A Defense agency is working on a surveillance robotic hawk that could fly through an urban combat jungle at 45mph
The study is looking at developing new algorithms to allow a small UAV to operate without a remote pilot
The algorithms developed in the program could enhance other unmanned missions, including marine environments
Picking through the rubble of war-damaged buildings in combat zones, looking for enemies, survivors, booby traps or worse is one of the most dangerous jobs in the military.
To take the dirt and danger out of mopping up operations, a Pentagon agency is developing a surveillance robo-hawk that could fly through the detritus of the urban combat jungle at 45mph.
The Defense Advanced Research Projects Agency (DARPA) – already famous as the maker of some of the U.S. military’s more far-fetched war robots – aims to develop autonomous drones small enough to fit through an open window.
Speeding through unstable buildings or threatening indoor spaces at 20 meters per second, the unmanned aerial vehicle would obviate the need for physical entry that puts troops or civilian response teams at risk.
Part of a military brief called the Fast Lightweight Autonomy program, the study is looking at developing new algorithms to allow a small UAV operating without a remote pilot and without use of GPS waypoints to navigate stairways, corridors and other obstacles.
“Birds of prey and flying insects exhibit the kinds of capabilities we want for small UAVs,” said Mark Micire, DARPA’s Program Manager. “Goshawks, for example, can fly very fast through a dense forest without smacking into a tree.
“Many insects, too, can dart and hover with incredible speed and precision.
“The goal of the FLA program is to explore non-traditional perception and autonomy methods that would give small UAVs the capacity to perform in a similar way, including an ability to easily navigate tight spaces at high speed and quickly recognize if it had already been in a room before.”
Ultimately, the agency says the algorithms developed in the program could enhance other types of unmanned missions, including underwater environments where GPS systems don’t work.
“Urban and disaster relief operations would be obvious key beneficiaries, but applications for this technology could extend to a wide variety of missions using small and large unmanned systems linked together with manned platforms as a system of systems,” said Stephanie Tompkins, director of DARPA’s Defense Sciences Office.
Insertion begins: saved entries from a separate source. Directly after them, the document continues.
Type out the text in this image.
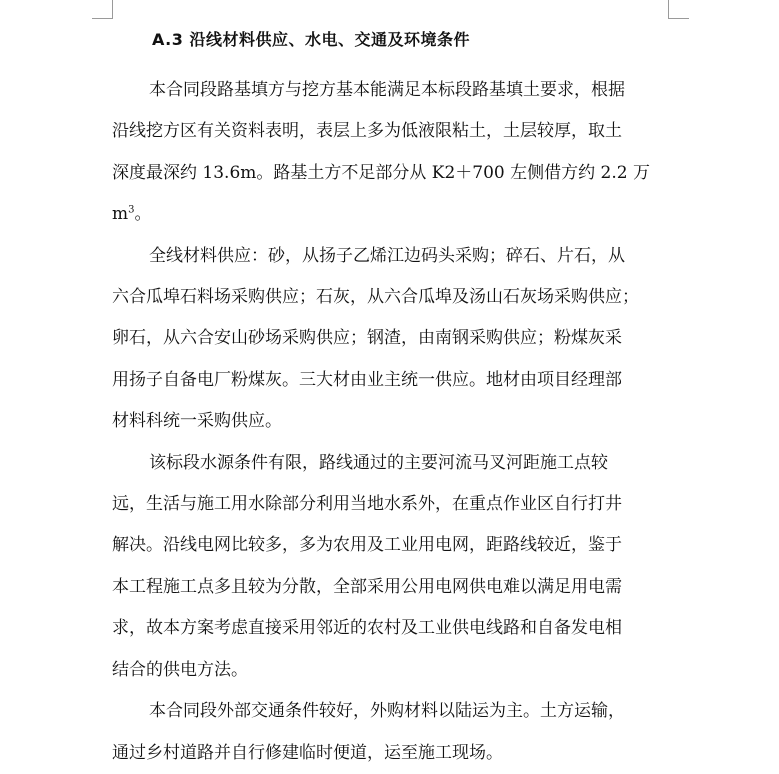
A.3 沿线材料供应、水电、交通及环境条件
本合同段路基填方与挖方基本能满足本标段路基填土要求，根据
沿线挖方区有关资料表明，表层上多为低液限粘土，土层较厚，取土
深度最深约 13.6m。路基土方不足部分从 K2＋700 左侧借方约 2.2 万
$m^3$。
全线材料供应：砂，从扬子乙烯江边码头采购；碎石、片石，从
六合瓜埠石料场采购供应；石灰，从六合瓜埠及汤山石灰场采购供应；
卵石，从六合安山砂场采购供应；钢渣，由南钢采购供应；粉煤灰采
用扬子自备电厂粉煤灰。三大材由业主统一供应。地材由项目经理部
材料科统一采购供应。
该标段水源条件有限，路线通过的主要河流马叉河距施工点较
远，生活与施工用水除部分利用当地水系外，在重点作业区自行打井
解决。沿线电网比较多，多为农用及工业用电网，距路线较近，鉴于
本工程施工点多且较为分散，全部采用公用电网供电难以满足用电需
求，故本方案考虑直接采用邻近的农村及工业供电线路和自备发电相
结合的供电方法。
本合同段外部交通条件较好，外购材料以陆运为主。土方运输，
通过乡村道路并自行修建临时便道，运至施工现场。
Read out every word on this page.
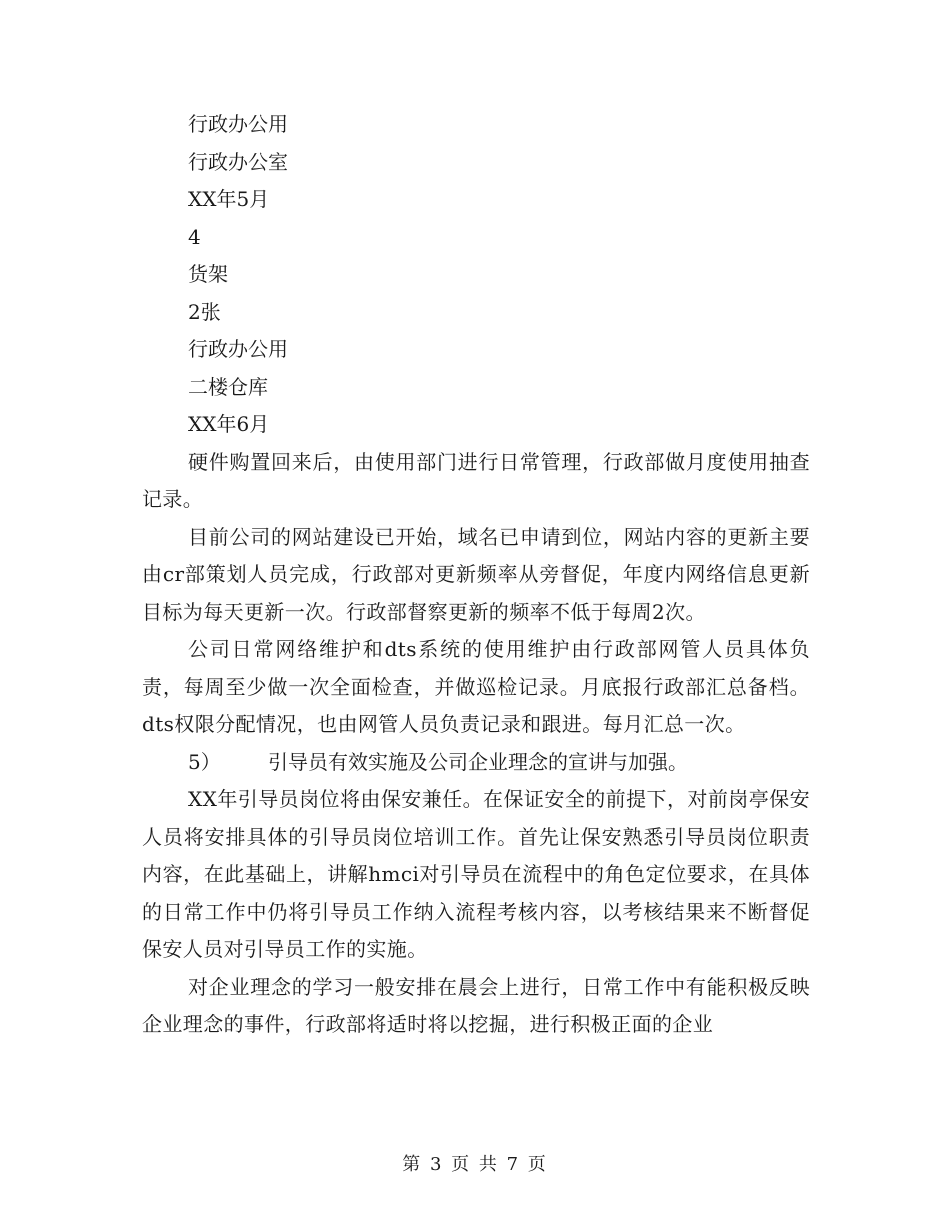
行政办公用

行政办公室

XX年5月

4

货架

2张

行政办公用

二楼仓库

XX年6月

硬件购置回来后，由使用部门进行日常管理，行政部做月度使用抽查记录。

目前公司的网站建设已开始，域名已申请到位，网站内容的更新主要由cr部策划人员完成，行政部对更新频率从旁督促，年度内网络信息更新目标为每天更新一次。行政部督察更新的频率不低于每周2次。

公司日常网络维护和dts系统的使用维护由行政部网管人员具体负责，每周至少做一次全面检查，并做巡检记录。月底报行政部汇总备档。dts权限分配情况，也由网管人员负责记录和跟进。每月汇总一次。

5） 引导员有效实施及公司企业理念的宣讲与加强。

XX年引导员岗位将由保安兼任。在保证安全的前提下，对前岗亭保安人员将安排具体的引导员岗位培训工作。首先让保安熟悉引导员岗位职责内容，在此基础上，讲解hmci对引导员在流程中的角色定位要求，在具体的日常工作中仍将引导员工作纳入流程考核内容，以考核结果来不断督促保安人员对引导员工作的实施。

对企业理念的学习一般安排在晨会上进行，日常工作中有能积极反映企业理念的事件，行政部将适时将以挖掘，进行积极正面的企业

第 3 页 共 7 页
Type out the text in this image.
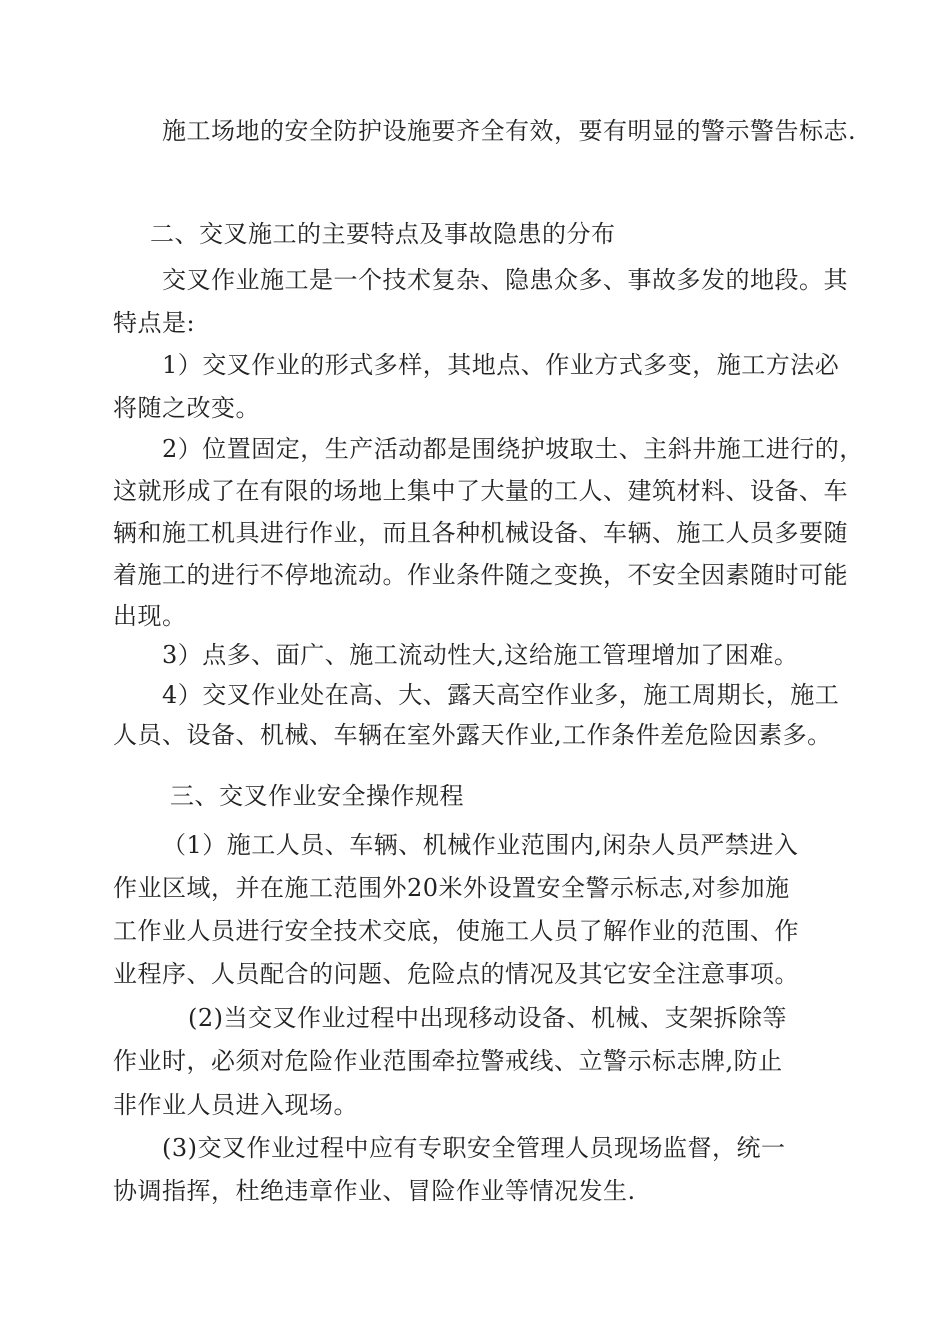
施工场地的安全防护设施要齐全有效，要有明显的警示警告标志.
二、交叉施工的主要特点及事故隐患的分布
交叉作业施工是一个技术复杂、隐患众多、事故多发的地段。其
特点是:
1）交叉作业的形式多样，其地点、作业方式多变，施工方法必
将随之改变。
2）位置固定，生产活动都是围绕护坡取土、主斜井施工进行的，
这就形成了在有限的场地上集中了大量的工人、建筑材料、设备、车
辆和施工机具进行作业，而且各种机械设备、车辆、施工人员多要随
着施工的进行不停地流动。作业条件随之变换，不安全因素随时可能
出现。
3）点多、面广、施工流动性大,这给施工管理增加了困难。
4）交叉作业处在高、大、露天高空作业多，施工周期长，施工
人员、设备、机械、车辆在室外露天作业,工作条件差危险因素多。
三、交叉作业安全操作规程
（1）施工人员、车辆、机械作业范围内,闲杂人员严禁进入
作业区域，并在施工范围外20米外设置安全警示标志,对参加施
工作业人员进行安全技术交底，使施工人员了解作业的范围、作
业程序、人员配合的问题、危险点的情况及其它安全注意事项。
(2)当交叉作业过程中出现移动设备、机械、支架拆除等
作业时，必须对危险作业范围牵拉警戒线、立警示标志牌,防止
非作业人员进入现场。
(3)交叉作业过程中应有专职安全管理人员现场监督，统一
协调指挥，杜绝违章作业、冒险作业等情况发生.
The aim of the program would be to take the grunt work out of repetitive tasks where fatigue can mean the difference between life and death.
“By enabling unmanned systems to learn ‘muscle memory’ and perception for basic tasks like avoiding obstacles, it would relieve overload and stress on human operators so they can focus on supervising the systems and executing the larger mission.”
Miniaturizing drones that could negotiate indoor environments has also been a focus of the U.S. military.
Its Army Research Laboratory, known as ARL, in Adelphi, Maryland, are currently working on a project to develop robotic surveillance insects with wings just 3-5 centimeters in length.
The wings are made of lead zirconium titanate, known as PZT, a material that flaps and bends when a small voltage is applied.
“We demonstrated that we can actually create lift,” said Dr Ron Polcawich who heads the team. “So we know this structure has the potential to fly.”
Powered by tiny ultrasonic motors that measure just 2 to 3 millimeters, the team has also designed a millipede-like robot that simulates crawling when voltage is applied to the PZT material.
While the team has shown that the project works in principle, Polcawich said that it may take a further 10-15 years of research before the Army has a fully functional robotic surveillance insect.
He said that more research would be needed to establish algorithms that would allow a robotic insect to stabilize itself.
More collaboration with other institutions – Harvard University, for instance, has a “robo-fly” project three-times larger than the ARL’s robotic insect – would be necessary to make a fully working prototype.
Polcawich said the smaller the mechanical device, the more intricate are its aerodynamic problems.
In a gust of wind a fly “doesn’t instantaneously stabilize itself,” Polcawich said. “It will tumble, tumble, and then stabilize itself.”
Creating this type of artificial intelligence or “cognitive ability” would take time, he said, and a number of different systems must be integrated to develop a robot that functions like an insect.